Waktu Penantian


Cukup lama kita tak ngangkring depan di PDM selain pertemuan bermaterai itu. Tempat yang sampai saat ini masih belum saja berubah ; seram tak mengenyangkan. Atau mungkin kita sudah tidak menunggui kuburan pada dini hari. Dan bertanya “kamu nomor berapa”. Saat kita menyudahi apa yang kita lakukan selama 6 tahun belakangan ini. Meski 3 diantara kita sudah pergi dulu. Tinggal 3 bertiga yang menjadi patung structural ini. Barangkali, ada benarnya juga apa yang kita diskusikan dahulu; bahwa perubahan tidak bisa secara instans. Semua butuh waktu. waktu memilih kita untuk senantiasa berfikir dan bekerja. Walaupun apa yang kita pikirkan dan kita kerjakan lagi-lagi berbeda. Dan saat ini kita berada dalam posisi yang sama. Semua berakhir pada hari kemarin—hari penantian 12 tahun

Ya! 12 tahun kita harus menunggu kesempatan untuk sejajar dengan yang lain. Sejajar pernah sampai pada pucuk pimpinan. Suka atapun tidak, pucuk pimpinan itu memang proses panjang dalam jenjang perkaderan manapun. Dan kita bersama berhasil mengantarkannya. Barangkali dulu memang ada kesempatan akan tetapi takdir tidak mengijinkan.

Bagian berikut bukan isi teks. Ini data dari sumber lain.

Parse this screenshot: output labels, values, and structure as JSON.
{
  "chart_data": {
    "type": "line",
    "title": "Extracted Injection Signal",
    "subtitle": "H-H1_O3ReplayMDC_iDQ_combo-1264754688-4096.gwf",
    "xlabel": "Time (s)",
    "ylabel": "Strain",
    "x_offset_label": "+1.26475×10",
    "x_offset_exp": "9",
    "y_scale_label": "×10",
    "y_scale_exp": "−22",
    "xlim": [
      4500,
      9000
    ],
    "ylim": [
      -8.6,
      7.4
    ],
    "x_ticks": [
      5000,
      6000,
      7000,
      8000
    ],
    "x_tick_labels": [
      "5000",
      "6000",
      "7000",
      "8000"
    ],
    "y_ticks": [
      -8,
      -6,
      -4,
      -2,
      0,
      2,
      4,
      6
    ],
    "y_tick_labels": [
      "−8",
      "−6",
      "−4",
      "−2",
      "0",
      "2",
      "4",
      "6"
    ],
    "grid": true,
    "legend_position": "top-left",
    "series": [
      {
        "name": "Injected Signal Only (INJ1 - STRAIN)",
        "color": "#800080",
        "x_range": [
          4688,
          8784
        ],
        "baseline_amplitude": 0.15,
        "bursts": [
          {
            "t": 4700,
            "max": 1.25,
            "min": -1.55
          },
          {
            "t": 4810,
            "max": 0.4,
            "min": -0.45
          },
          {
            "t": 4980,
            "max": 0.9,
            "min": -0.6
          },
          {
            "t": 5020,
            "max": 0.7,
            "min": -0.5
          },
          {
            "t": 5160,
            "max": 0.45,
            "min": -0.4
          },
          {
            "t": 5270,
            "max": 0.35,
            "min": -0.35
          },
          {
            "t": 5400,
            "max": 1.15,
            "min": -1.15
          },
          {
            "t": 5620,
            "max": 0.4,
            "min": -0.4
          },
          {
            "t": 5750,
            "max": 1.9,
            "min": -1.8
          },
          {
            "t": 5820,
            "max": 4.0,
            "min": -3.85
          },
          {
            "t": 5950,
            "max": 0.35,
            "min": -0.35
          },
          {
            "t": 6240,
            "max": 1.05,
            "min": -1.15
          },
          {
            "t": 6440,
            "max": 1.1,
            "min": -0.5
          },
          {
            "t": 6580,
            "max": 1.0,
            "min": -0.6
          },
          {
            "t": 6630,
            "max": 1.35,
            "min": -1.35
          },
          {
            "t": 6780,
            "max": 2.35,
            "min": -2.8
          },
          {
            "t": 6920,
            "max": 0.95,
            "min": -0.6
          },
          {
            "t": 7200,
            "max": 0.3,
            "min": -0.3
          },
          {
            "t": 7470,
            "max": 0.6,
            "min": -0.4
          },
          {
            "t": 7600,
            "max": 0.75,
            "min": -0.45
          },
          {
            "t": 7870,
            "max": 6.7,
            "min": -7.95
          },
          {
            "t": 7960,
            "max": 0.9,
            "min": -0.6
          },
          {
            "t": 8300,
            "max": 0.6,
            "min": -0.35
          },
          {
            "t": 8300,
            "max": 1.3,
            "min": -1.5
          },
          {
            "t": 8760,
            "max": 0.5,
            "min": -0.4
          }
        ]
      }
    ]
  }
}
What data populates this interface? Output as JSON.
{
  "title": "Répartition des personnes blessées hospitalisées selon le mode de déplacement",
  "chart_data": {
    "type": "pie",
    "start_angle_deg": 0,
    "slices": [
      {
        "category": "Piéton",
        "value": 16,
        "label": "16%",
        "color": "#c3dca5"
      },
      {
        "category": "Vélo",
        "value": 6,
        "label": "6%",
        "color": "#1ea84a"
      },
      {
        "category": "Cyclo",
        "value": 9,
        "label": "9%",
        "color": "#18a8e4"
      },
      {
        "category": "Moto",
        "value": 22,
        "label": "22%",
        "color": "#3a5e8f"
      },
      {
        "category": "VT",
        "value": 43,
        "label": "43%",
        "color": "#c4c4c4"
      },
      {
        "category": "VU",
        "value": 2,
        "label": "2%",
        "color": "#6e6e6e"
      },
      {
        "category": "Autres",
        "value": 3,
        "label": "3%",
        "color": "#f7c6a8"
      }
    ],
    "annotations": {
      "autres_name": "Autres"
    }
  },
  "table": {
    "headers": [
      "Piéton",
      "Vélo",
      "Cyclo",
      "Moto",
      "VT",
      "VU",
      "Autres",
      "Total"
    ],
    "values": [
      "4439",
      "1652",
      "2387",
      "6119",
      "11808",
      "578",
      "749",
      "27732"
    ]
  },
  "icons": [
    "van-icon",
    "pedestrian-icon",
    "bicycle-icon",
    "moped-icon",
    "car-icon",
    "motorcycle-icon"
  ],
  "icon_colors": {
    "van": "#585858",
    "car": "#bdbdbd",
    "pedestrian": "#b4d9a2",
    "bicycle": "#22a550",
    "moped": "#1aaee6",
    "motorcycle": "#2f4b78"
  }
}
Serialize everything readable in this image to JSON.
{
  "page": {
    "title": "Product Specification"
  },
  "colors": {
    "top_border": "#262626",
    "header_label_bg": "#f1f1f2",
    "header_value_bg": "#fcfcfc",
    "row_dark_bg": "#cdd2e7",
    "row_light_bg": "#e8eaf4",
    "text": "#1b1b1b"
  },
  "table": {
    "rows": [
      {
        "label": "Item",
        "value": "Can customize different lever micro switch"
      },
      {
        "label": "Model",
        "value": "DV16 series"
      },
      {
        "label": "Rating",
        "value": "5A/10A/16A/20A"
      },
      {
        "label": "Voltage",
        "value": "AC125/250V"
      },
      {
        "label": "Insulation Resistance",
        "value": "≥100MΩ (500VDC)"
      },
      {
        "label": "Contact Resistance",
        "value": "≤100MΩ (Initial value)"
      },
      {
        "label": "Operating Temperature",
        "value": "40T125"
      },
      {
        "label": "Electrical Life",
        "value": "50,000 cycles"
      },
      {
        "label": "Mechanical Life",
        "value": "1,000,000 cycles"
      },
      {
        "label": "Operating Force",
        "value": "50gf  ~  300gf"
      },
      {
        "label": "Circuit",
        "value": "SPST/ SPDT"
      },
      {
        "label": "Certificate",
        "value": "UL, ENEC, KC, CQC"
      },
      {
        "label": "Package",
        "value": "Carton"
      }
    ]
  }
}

Apa yang kita harapkan barangkali seperti Nabi Ibrahim dalam menunggu kehadiran keturunnya. Ya’qub dalam mengharap kesembuhan penyakitnya. Rakyat yang mengharapkan kemerdekaannya—atau bahkan orang orang sakit parah mengharap menjelang ajalnya. Itulah kebahagiaan haru biru atas keberhasilan penantian panjang kita selama 12 tahun itu. Karenanya, aku begitu terharu dengan kemenangan ini; pertama kalinya.

Maka, atas nasihat dan pesan kita bersama sejak kita memutuskan; atas keputusan untuk mengubur jauh-jauh konflik representasi masa lalu. Kita pun sama-sama akan mengambil jarak untuk tidak ikut mencampuri kemenangan ini, apalagi menjadi penumpang gelap atau bahkan para pengemplang kemenangan. Biarlah sejarah menjadi sejarahnya sendiri. Dan kita hanya ingin memberikan yang terbaik sebagai—kader IMM AR. Fakhruddin sampai kapanpun [semoga]

Terima kasih para sahabatku; Halim, Amin, Mirza, Aie dan Udin. Oh ya Leni juga. Perjalanan menjejaki merah belum berakhir meski diruang yang berbeda. Semoga apa yang kita yakini tetap menjadikan kita saling mengingat satu sama lain—sebagai sahabat dan sebagai kader.